Did you have any challenging scenes?
Yes there was the WASA scene, which featured the different ethnic groups of Nigeria in performance. Some spectators, who wanted to appear, hid among the selected crowd and actors. It was difficult warding them off. We did not want 2012 clothes and hairstyles ruining our 70s styling.
How did you get into costume design?
I got drawn to costume design by a void I noticed in the industry. Sometimes the script describes characters as rich, warriors or military men. The costume department fails to do justice to the script thereby reducing the quality of the project. Costume design needs precise artistic character interpretations, adequate funds and good styling. I hope to keep contributing to Nollywood.
You also own a fashion label. Please tell us about it.

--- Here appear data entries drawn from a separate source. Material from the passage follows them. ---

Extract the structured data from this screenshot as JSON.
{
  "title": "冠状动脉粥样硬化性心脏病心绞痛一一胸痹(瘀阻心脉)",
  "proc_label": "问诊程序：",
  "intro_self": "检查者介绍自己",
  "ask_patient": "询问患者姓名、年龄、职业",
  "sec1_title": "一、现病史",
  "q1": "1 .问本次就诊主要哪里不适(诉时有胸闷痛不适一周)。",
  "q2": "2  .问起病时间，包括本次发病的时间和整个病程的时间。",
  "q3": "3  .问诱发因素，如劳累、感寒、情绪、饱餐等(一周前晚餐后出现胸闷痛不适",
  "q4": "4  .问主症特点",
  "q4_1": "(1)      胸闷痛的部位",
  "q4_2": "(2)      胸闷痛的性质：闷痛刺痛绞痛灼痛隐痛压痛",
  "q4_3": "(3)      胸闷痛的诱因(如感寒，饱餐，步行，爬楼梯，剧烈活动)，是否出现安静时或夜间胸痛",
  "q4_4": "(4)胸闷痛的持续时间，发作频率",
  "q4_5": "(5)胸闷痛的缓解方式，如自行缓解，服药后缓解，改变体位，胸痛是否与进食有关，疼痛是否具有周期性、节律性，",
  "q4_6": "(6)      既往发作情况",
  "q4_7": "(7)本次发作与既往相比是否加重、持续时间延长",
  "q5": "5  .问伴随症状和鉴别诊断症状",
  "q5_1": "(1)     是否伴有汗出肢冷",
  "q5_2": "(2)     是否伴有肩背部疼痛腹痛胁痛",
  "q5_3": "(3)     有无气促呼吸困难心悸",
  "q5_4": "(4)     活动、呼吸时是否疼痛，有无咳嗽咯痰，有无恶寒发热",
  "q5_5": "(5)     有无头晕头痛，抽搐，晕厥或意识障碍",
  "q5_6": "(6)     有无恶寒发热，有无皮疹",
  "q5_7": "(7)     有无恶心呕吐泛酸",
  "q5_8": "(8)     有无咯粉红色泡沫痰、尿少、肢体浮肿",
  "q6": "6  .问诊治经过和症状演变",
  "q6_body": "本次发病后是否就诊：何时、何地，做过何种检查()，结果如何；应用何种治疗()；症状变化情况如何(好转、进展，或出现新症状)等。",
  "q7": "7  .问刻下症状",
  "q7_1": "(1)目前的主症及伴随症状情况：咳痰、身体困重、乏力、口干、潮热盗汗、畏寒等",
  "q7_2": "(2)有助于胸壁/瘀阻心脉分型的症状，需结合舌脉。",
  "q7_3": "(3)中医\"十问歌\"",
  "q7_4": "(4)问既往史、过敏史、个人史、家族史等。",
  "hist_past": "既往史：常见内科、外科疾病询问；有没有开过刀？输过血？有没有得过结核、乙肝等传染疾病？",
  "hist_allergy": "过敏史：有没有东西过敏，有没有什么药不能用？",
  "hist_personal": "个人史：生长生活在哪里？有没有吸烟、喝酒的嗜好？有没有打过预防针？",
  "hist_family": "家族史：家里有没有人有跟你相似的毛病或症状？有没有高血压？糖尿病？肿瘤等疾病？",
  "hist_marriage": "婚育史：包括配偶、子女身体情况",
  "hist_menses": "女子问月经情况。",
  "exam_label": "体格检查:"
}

I love fashion and like to wear beautiful, well tailored clothes. I co-own fashion label REVAMPED BY US with some family members. We created the label because we want to make stylish and comfortable clothes with a great fit for women. A tailor can acquire all the techniques of sewing but lack style. At the label, we are 3 designers armed with good dressmaking techniques, working and keeping abreast of fashion round the world. Our design aesthetic is ‘Making stylish clothes that celebrate every woman’s form.’ Within the span of two years, I hope the label and my film production company makes the best films, costumes and clothes.
Clothes by REVAMPED BY US
Do you have other creative people in your family?
Yes, I do. My sister is a gospel artiste. Another family member is an actress and plays Shalewa in the popular TV series Skinny Girl In Transit.
As a screenwriter, have your scripts made it to TV stations?
Yes, they have. Our Lives, a soap opera I wrote for GBN Productions has been aired on Africa Magic. I am presently producing a 52-episode series titled A Good Start. It deals with societal and medical issues like Prevention of Mother-to-Child Transmission of HIV. I plan to get my productions aired on good platforms. A well-articulated story is the first ingredient for a good film or TV series and a Masters degree in administration, as well as knowledge in cinematography helps in my choices.
Can you tell us some other movies and TV series you have acted in?
Films and TV series like Europe in My Heart,The Heir and HAMZA starring Omotola Jalade -Ekeinde and Olu Jacobs.
With Ireti Doyle and Azeezah on the set of the first AMBO movie Sitanda
What do you think about the present Nollywood?
I celebrate Nollywood because the industry is evolving positively. It is great that Nigerian filmmakers are fine-tuning their craft in the different aspects of movie production. We need more funding and distribution platforms.